Publisher's Note: Working Together
By Jody Reese
While many in southern New Hampshire like to pretend they live in a small town or quaint city, the reality is that we all live in a region tied together by each other’s economic fortunes. Most of us live in one town and work in another.
It’s surprising that southern New Hampshire, especially the Merrimack Valley, hasn’t created an economic development coalition similar to ones in Virginia, North Carolina and Ohio to market the region as a whole. The trend here seems to be localized efforts such as the new effort in Derry to put together an economic development district.
Competing against northern Virginia can be tough, but it can be done. Southern New Hampshire as a whole has a lot to offer. While a Nashua or Manchester may not have a lot of buildable land, a Canterbury or Chester does and may be a perfect spot for a large employer. Nashua and Manchester would benefit from the nearby jobs.
New Hampshire’s obsession with property values makes cooperation difficult because tax-needy towns want the building in their tax valuations. While that’s understandable, it stands in the way of the area’s prosperity. Area chambers could easily start the ball rolling by merging their marketing kits to include a regional pitch to potential businesses. Southern New Hampshire is a great place to live and do business. Together we can let more of the country know that.

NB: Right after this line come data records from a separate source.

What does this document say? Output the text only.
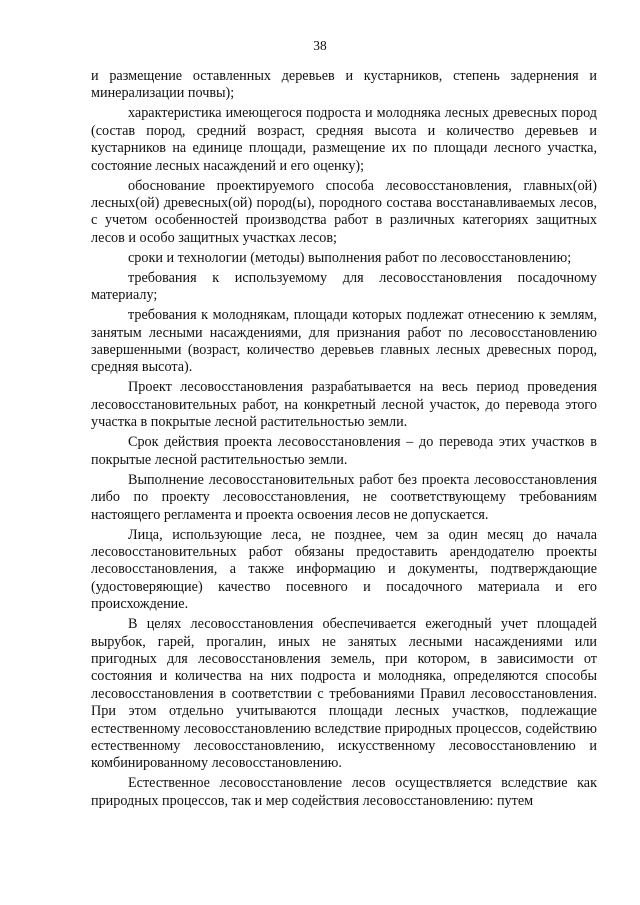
38

и размещение оставленных деревьев и кустарников, степень задернения и минерализации почвы);

характеристика имеющегося подроста и молодняка лесных древесных пород (состав пород, средний возраст, средняя высота и количество деревьев и кустарников на единице площади, размещение их по площади лесного участка, состояние лесных насаждений и его оценку);

обоснование проектируемого способа лесовосстановления, главных(ой) лесных(ой) древесных(ой) пород(ы), породного состава восстанавливаемых лесов, с учетом особенностей производства работ в различных категориях защитных лесов и особо защитных участках лесов;

сроки и технологии (методы) выполнения работ по лесовосстановлению;

требования к используемому для лесовосстановления посадочному материалу;

требования к молоднякам, площади которых подлежат отнесению к землям, занятым лесными насаждениями, для признания работ по лесовосстановлению завершенными (возраст, количество деревьев главных лесных древесных пород, средняя высота).

Проект лесовосстановления разрабатывается на весь период проведения лесовосстановительных работ, на конкретный лесной участок, до перевода этого участка в покрытые лесной растительностью земли.

Срок действия проекта лесовосстановления – до перевода этих участков в покрытые лесной растительностью земли.

Выполнение лесовосстановительных работ без проекта лесовосстановления либо по проекту лесовосстановления, не соответствующему требованиям настоящего регламента и проекта освоения лесов не допускается.

Лица, использующие леса, не позднее, чем за один месяц до начала лесовосстановительных работ обязаны предоставить арендодателю проекты лесовосстановления, а также информацию и документы, подтверждающие (удостоверяющие) качество посевного и посадочного материала и его происхождение.

В целях лесовосстановления обеспечивается ежегодный учет площадей вырубок, гарей, прогалин, иных не занятых лесными насаждениями или пригодных для лесовосстановления земель, при котором, в зависимости от состояния и количества на них подроста и молодняка, определяются способы лесовосстановления в соответствии с требованиями Правил лесовосстановления. При этом отдельно учитываются площади лесных участков, подлежащие естественному лесовосстановлению вследствие природных процессов, содействию естественному лесовосстановлению, искусственному лесовосстановлению и комбинированному лесовосстановлению.

Естественное лесовосстановление лесов осуществляется вследствие как природных процессов, так и мер содействия лесовосстановлению: путем
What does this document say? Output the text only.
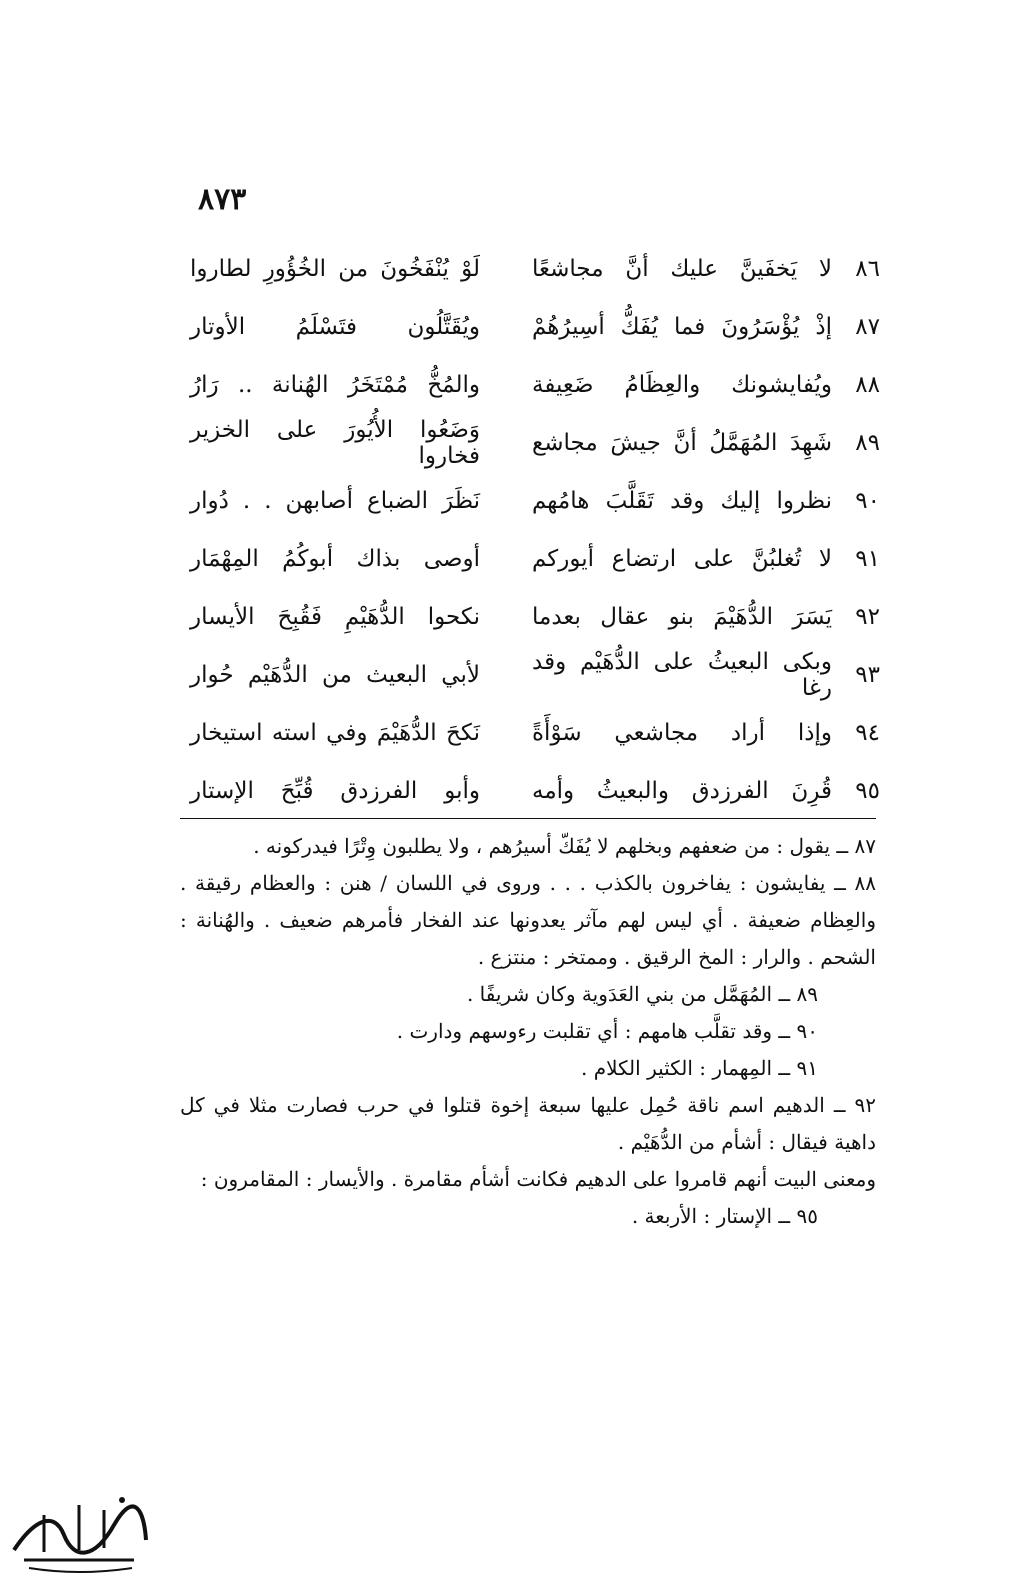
٨٧٣
٨٦
لا يَخفَينَّ عليك أنَّ مجاشعًا
لَوْ يُنْفَخُونَ من الخُؤُورِ لطاروا
٨٧
إذْ يُؤْسَرُونَ فما يُفَكُّ أسِيرُهُمْ
ويُقَتَّلُون فتَسْلَمُ الأوتار
٨٨
ويُفايشونك والعِظَامُ ضَعِيفة
والمُخُّ مُمْتَخَرُ الهُنانة .. رَارُ
٨٩
شَهِدَ المُهَمَّلُ أنَّ جيشَ مجاشع
وَضَعُوا الأُيُورَ على الخزير فخاروا
٩٠
نظروا إليك وقد تَقَلَّبَ هامُهم
نَظَرَ الضباع أصابهن . . دُوار
٩١
لا تُغلبُنَّ على ارتضاع أيوركم
أوصى بذاك أبوكُمُ المِهْمَار
٩٢
يَسَرَ الدُّهَيْمَ بنو عقال بعدما
نكحوا الدُّهَيْمِ فَقُبِحَ الأيسار
٩٣
وبكى البعيثُ على الدُّهَيْم وقد رغا
لأبي البعيث من الدُّهَيْم حُوار
٩٤
وإذا أراد مجاشعي سَوْأَةً
نَكحَ الدُّهَيْمَ وفي استه استيخار
٩٥
قُرِنَ الفرزدق والبعيثُ وأمه
وأبو الفرزدق قُبِّحَ الإستار

٨٧ ــ يقول : من ضعفهم وبخلهم لا يُفَكّ أسيرُهم ، ولا يطلبون وِتْرًا فيدركونه .

٨٨ ــ يفايشون : يفاخرون بالكذب . . . وروى في اللسان / هنن : والعظام رقيقة . والعِظام ضعيفة . أي ليس لهم مآثر يعدونها عند الفخار فأمرهم ضعيف . والهُنانة : الشحم . والرار : المخ الرقيق . وممتخر : منتزع .

٨٩ ــ المُهَمَّل من بني العَدَوية وكان شريفًا .

٩٠ ــ وقد تقلَّب هامهم : أي تقلبت رءوسهم ودارت .

٩١ ــ المِهمار : الكثير الكلام .

٩٢ ــ الدهيم اسم ناقة حُمِل عليها سبعة إخوة قتلوا في حرب فصارت مثلا في كل داهية فيقال : أشأم من الدُّهَيْم .

ومعنى البيت أنهم قامروا على الدهيم فكانت أشأم مقامرة . والأيسار : المقامرون :

٩٥ ــ الإستار : الأربعة .
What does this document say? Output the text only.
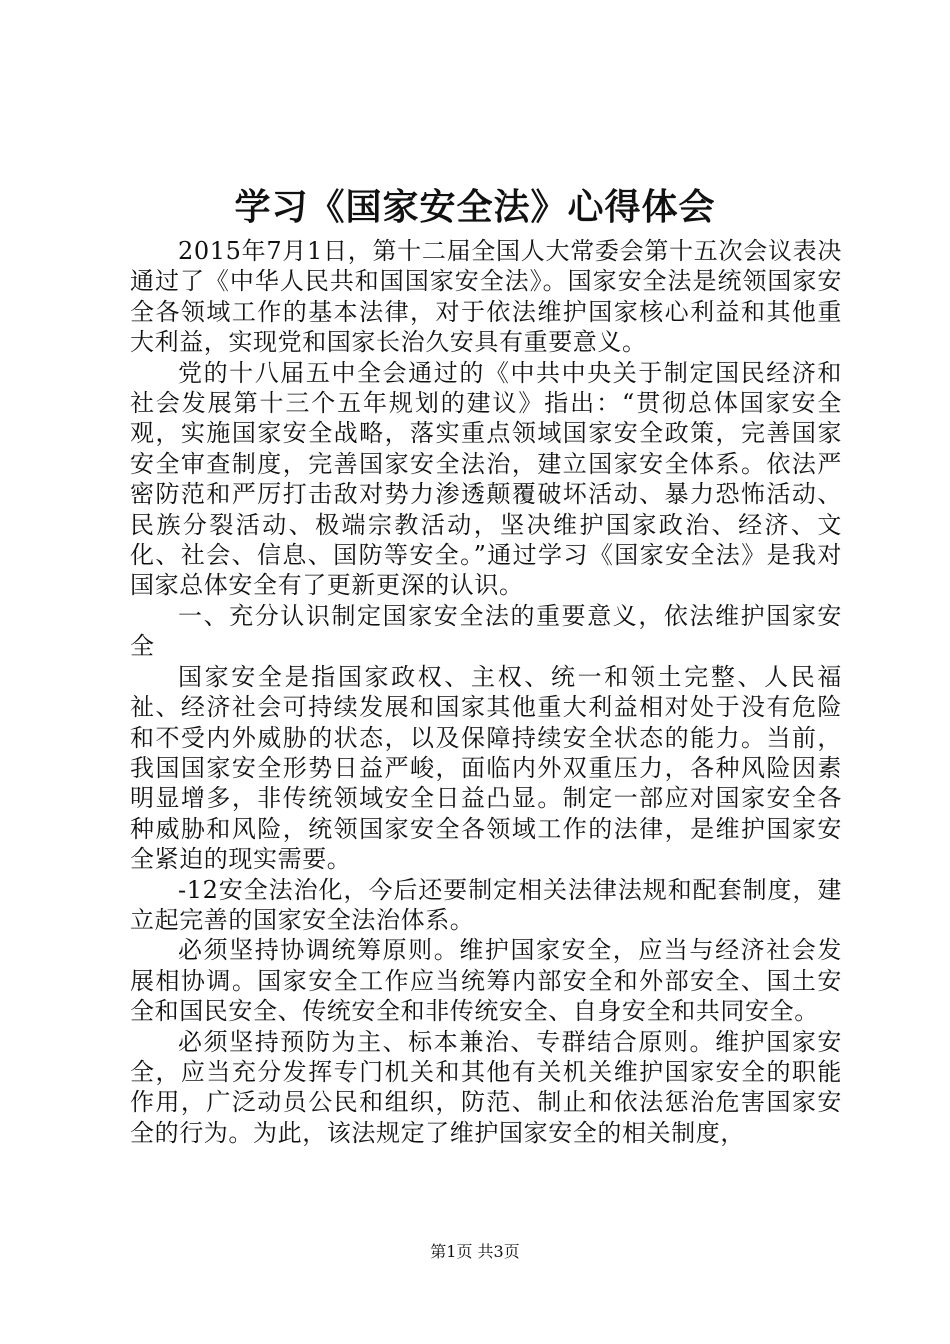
学习《国家安全法》心得体会

2015年7月1日，第十二届全国人大常委会第十五次会议表决通过了《中华人民共和国国家安全法》。国家安全法是统领国家安全各领域工作的基本法律，对于依法维护国家核心利益和其他重大利益，实现党和国家长治久安具有重要意义。

党的十八届五中全会通过的《中共中央关于制定国民经济和社会发展第十三个五年规划的建议》指出：“贯彻总体国家安全观，实施国家安全战略，落实重点领域国家安全政策，完善国家安全审查制度，完善国家安全法治，建立国家安全体系。依法严密防范和严厉打击敌对势力渗透颠覆破坏活动、暴力恐怖活动、民族分裂活动、极端宗教活动，坚决维护国家政治、经济、文化、社会、信息、国防等安全。”通过学习《国家安全法》是我对国家总体安全有了更新更深的认识。

一、充分认识制定国家安全法的重要意义，依法维护国家安全

国家安全是指国家政权、主权、统一和领土完整、人民福祉、经济社会可持续发展和国家其他重大利益相对处于没有危险和不受内外威胁的状态，以及保障持续安全状态的能力。当前，我国国家安全形势日益严峻，面临内外双重压力，各种风险因素明显增多，非传统领域安全日益凸显。制定一部应对国家安全各种威胁和风险，统领国家安全各领域工作的法律，是维护国家安全紧迫的现实需要。

-12安全法治化，今后还要制定相关法律法规和配套制度，建立起完善的国家安全法治体系。

必须坚持协调统筹原则。维护国家安全，应当与经济社会发展相协调。国家安全工作应当统筹内部安全和外部安全、国土安全和国民安全、传统安全和非传统安全、自身安全和共同安全。

必须坚持预防为主、标本兼治、专群结合原则。维护国家安全，应当充分发挥专门机关和其他有关机关维护国家安全的职能作用，广泛动员公民和组织，防范、制止和依法惩治危害国家安全的行为。为此，该法规定了维护国家安全的相关制度，

第1页 共3页
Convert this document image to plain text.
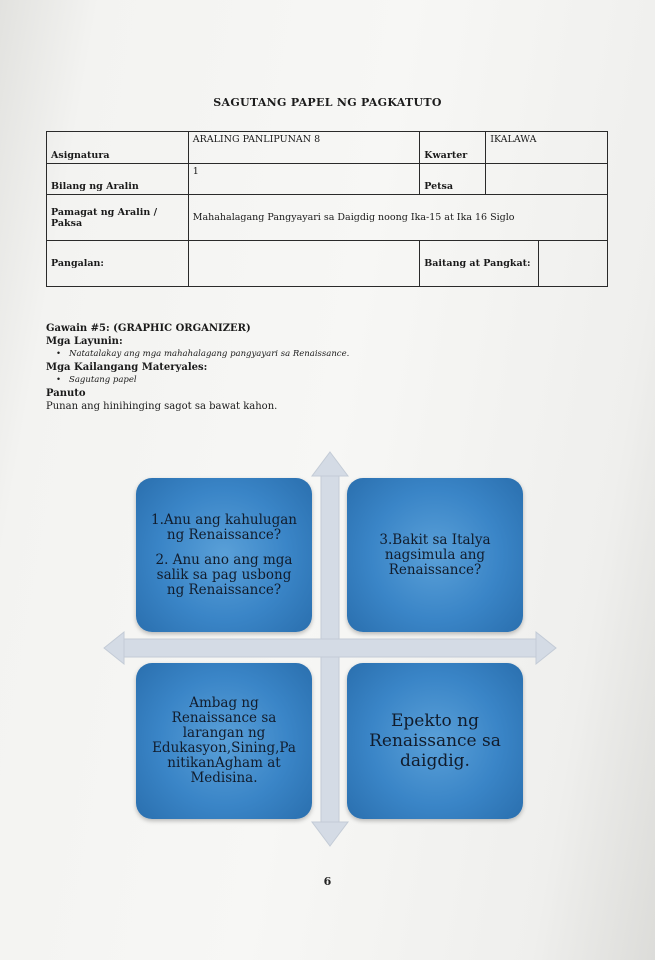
SAGUTANG PAPEL NG PAGKATUTO
Asignatura	ARALING PANLIPUNAN 8	Kwarter	IKALAWA	
Bilang ng Aralin	1	Petsa		
Pamagat ng Aralin / Paksa	Mahahalagang Pangyayari sa Daigdig noong Ika-15 at Ika 16 Siglo			
Pangalan:		Baitang at Pangkat:		
Gawain #5: (GRAPHIC ORGANIZER)
Mga Layunin:
• Natatalakay ang mga mahahalagang pangyayari sa Renaissance.
Mga Kailangang Materyales:
• Sagutang papel
Panuto
Punan ang hinihinging sagot sa bawat kahon.
1.Anu ang kahulugan ng Renaissance?
2. Anu ano ang mga salik sa pag usbong ng Renaissance?
3.Bakit sa Italya nagsimula ang Renaissance?
Ambag ng Renaissance sa larangan ng Edukasyon,Sining,Pa nitikanAgham at Medisina.
Epekto ng Renaissance sa daigdig.
6
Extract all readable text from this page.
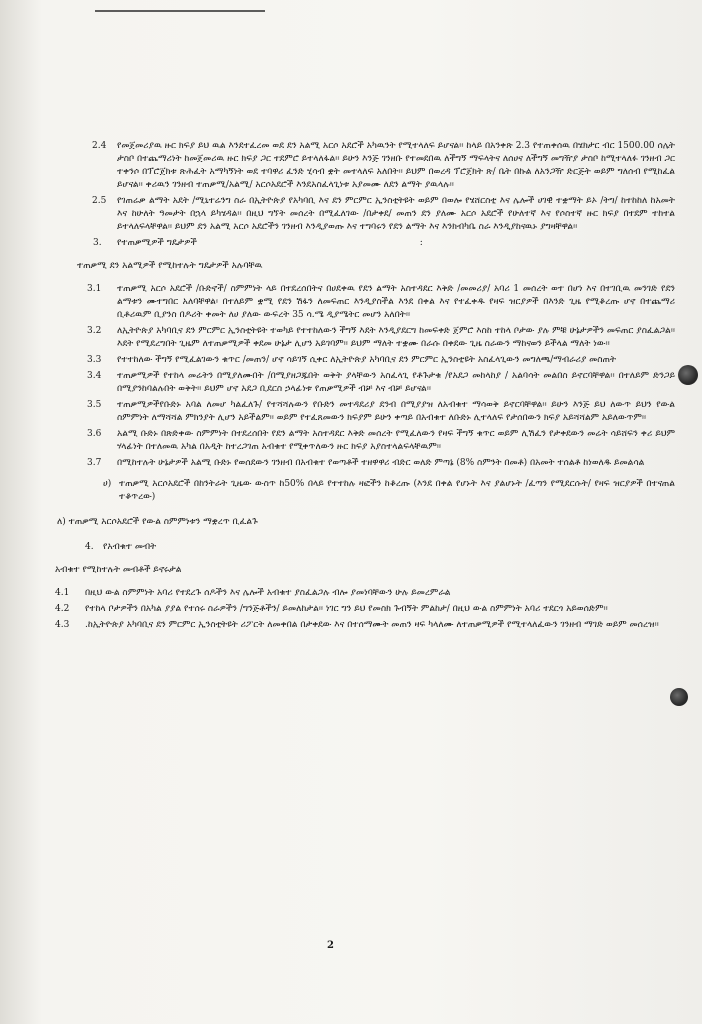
2.4 የመጀመሪያዉ ዙር ክፍያ ይህ ዉል እንደተፈረመ ወደ ደን አልሚ አርሶ አደሮች አካዉንት የሚተላለፍ ይሆናል፡፡ ከላይ በአንቀጽ 2.3 የተጠቀሰዉ በሄክታር ብር 1500.00 ሰሌት ታስቦ በተጨማሪነት ከመጀመሪዉ ዙር ክፍያ ጋር ተደምሮ ይተላለፋል፡፡ ይሁን እንጅ ገንዘቡ የተመደበዉ ለችግኝ ማፍላትና ለሰሀና ለችግኝ መግዥያ ታስቦ ከሚተላለፉ ገንዘብ ጋር ተቀንሶ በፕሮጀክቱ ጽሕፈት አማካኝነት ወደ ተባዋሪ ፈንድ ሂሳብ ቋት መተላለፍ አለበት፡፡ ይህም በወረዳ ፕሮጀክት ጽ/ ቤት በኩል ለአንጋዥ ድርጅት ወይም ግለሰብ የሚከፈል ይሆናል፡፡ ቀሪዉን ገንዘብ ተጠቃሚ/አልሚ/ አርሶአደሮች እንደአስፈላጊነቱ አያመሙ ለደን ልማት ያዉላሉ፡፡
2.5 የገጠሬቃ ልማት አደት /ሚኒተሬንግ ስራ በኢትዮጵያ የአካባቢ እና ደን ምርምር ኢንስቲትዩት ወይም በወሎ የሄሸርስቲ እና ሌሎች ሀገዊ ተቋማት ይኦ /ትግ/ ከተከከለ ከአመት እና ከሁለት ዓመታት በኋላ ይካሄዳል፡፡ በዚህ ግኘት መሰረት በሚፈለገው /በታቀደ/ መጠን ደን ያለሙ አርሶ አደሮች የሁለተኛ እና የሶስተኛ ዙር ክፍያ በተደም ተከተል ይተላለፍላቸዋል፡፡ ይህም ደን አልሚ አርሶ አደሮችን ገንዘብ እንዲያወጡ እና ተግባሩን የደን ልማት እና እንክብካቤ ስራ እንዲያከናዉኑ ያግዛቸዋል፡፡
3. የተጠቃሚዎች ግዴታዎች	:
ተጠቃሚ ደን አልሚዎች የሚከተሉት ግዴታዎች አሉባቸዉ
3.1 ተጠቃሚ አርሶ አደሮች /ቡድኖች/ ስምምነት ላይ በተደረሰበትና በሀደቀዉ የደን ልማት አስተዳደር እቅድ /መመሪያ/ አባሪ 1 መሰረት ወተ በሆነ እና በተገቢዉ መንገድ የደን ልማቱን ሙተግበር አለባቸዋል፡ በተለይም ቋሚ የደን ሽፋን ለመፍጠር እንዲያስችል እንደ በቀል እና የተፈቀዱ የዛፍ ዝርያዎች በእንድ ጊዜ የሚቆረጡ ሆኖ በተጨማሪ ቢቶሪዉም ቢያንስ በዶሪት ቀመት ለሀ ያለው ውፍረት 35 ሳ.ሜ ዲያሜትር መሆን አለበት፡፡
3.2 ለኢትዮጵያ አካባቢና ደን ምርምር ኢንስቲትዩት ተወካይ የተተከለውን ችግኝ እደት እንዲያደርግ ከመፍቀድ ጀምሮ እስከ ተከላ ቦታው ያሉ ምቹ ሁኔታዎችን መፍጠር ያስፈልጋል፡፡ እደት የሚደረግበት ጊዜም ለተጠቃሚዎች ቀደመ ሁኔታ ሊሆን አይገባም፡፡ ይህም ማለት ተቋሙ በራሱ በቀደው ጊዜ ስራውን ማከናወን ይችላል ማለት ነው፡፡
3.3 የተተከለው ችግኝ የሚፈልገውን ቁጥር /መጠን/ ሆኖ ሳይገኝ ሲቀር ለኢትዮጵያ አካባቢና ደን ምርምር ኢንስቲዩት አስፈላጊውን መግለጫ/ማብራሪያ መስጠት
3.4 ተጠቃሚዎች የተከላ መሬትን በሚያለሙበት /በሚያዘጋጁበት ወቅት ያላቸውን አስፈላጊ የቶጉታቁ /የአደጋ መከላከያ / አልባሳት መልበስ ይኖርባቸዋል፡፡ በተለይም ድንጋይ በሚያንከባልሉበት ወቅት፡፡ ይህም ሆኖ አደጋ ቢደርስ ኃላፊነቱ የጠቃሚዎች ብቻ እና ብቻ ይሆናል፡፡
3.5 ተጠቃሚዎችየቡድኑ አባል ለመሆ ካልፈለጉ/ የተሻሻሉውን የቡድን መተዳደሪያ ደንብ በሚያያዝ ለአብቁተ ማሳወቅ ይኖርባቸዋል፡፡ ይሁን እንጅ ይህ ለውጥ ይህን የውል ስምምነት ለማሻሻል ምክንያት ሊሆን አይችልም፡፡ ወይም የተፈጸመውን ክፍያም ይሁን ቀጣይ በአብቁተ ለቡድኑ ሊተላለፍ የታሰበውን ክፍያ አይሻሻልም አይለውጥም፡፡
3.6 አልሚ ቡድኑ በጽድቀው ስምምነት በተደረሰበት የደን ልማት አስተዳደር እቅድ መሰረት የሚፈለውን የዛፍ ችግኝ ቁጥር ወይም ሊሽፈን የታቀደውን መሬት ሳይሸፍን ቀሪ ይህም ሃላፊነት በተለመዉ አካል በአዲት ከተረጋገጠ አብቁተ የሚቀጥለውን ዙር ክፍያ አያስተላልፍላቸዉም፡፡
3.7 በሚከተሉት ሁኔታዎች አልሚ ቡድኑ የወሰደውን ገንዘብ በአብቁተ የወጣቶች ተዘዋዋሪ ብድር ወለድ ምጣኔ (8% ስምንት በመቶ) በአመት ተሰልቶ ከነወለዱ ይመልሳል
ሀ) ተጠቃሚ አርሶአደሮች በከንትራት ጊዜው ውስጥ ከ50% በላይ የተተከሉ ዛፎችን ከቆረጡ (እንደ በቀል የሆኑት እና ያልሆኑት /ፈጣን የሚደርሱት/ የዛፍ ዝርያዎች በተናጠል ተቆጥረው)
ለ) ተጠቃሚ አርሶአደሮች የውል ስምምነቱን ማቋረጥ ቢፈልጉ
4. የአብቁተ መብት
አብቁተ የሚከተሉት መብቶች ይኖሩታል
4.1 በዚህ ውል ስምምነት አባሪ የተደረጉ ሰዶችን እና ሌሎች አብቁተ ያስፈልጋሉ ብሎ ያመነባቸውን ሁሉ ይመረምራል
4.2 የተከላ ቦታዎችን በአካል ያያል የተሰሩ ስራዎችን /ግንጅቶችን/ ይመለከታል፡፡ ነገር ግን ይህ የመስክ ጉብኝት ምልከታ/ በዚህ ውል ስምምነት አባሪ ተደርጎ አይወሰድም፡፡
4.3 .ከኢትዮጵያ አካባቢና ደን ምርምር ኢንስቲትዩት ሪፖርት ለመቀበል በታቀደው እና በተሰማሙት መጠን ዛፍ ካላለሙ ለተጠቃሚዎች የሚተላለፈውን ገንዘብ ማገድ ወይም መሰረዝ፡፡
2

Each week I’m going to be highlighting some good economic news. I don’t want to gloss over the hardship many are sharing now, but with the constant drumbeat of bad news from the 24-hour opinion channels I figured we could all use some good news on the economic front. Good economic news for the week: New Hampshire’s unemployment rate dropped to 5.7 percent (not seasonally adjusted) from a high of almost 8 percent earlier this year. Maine, Massachusetts and Vermont all saw similar declines.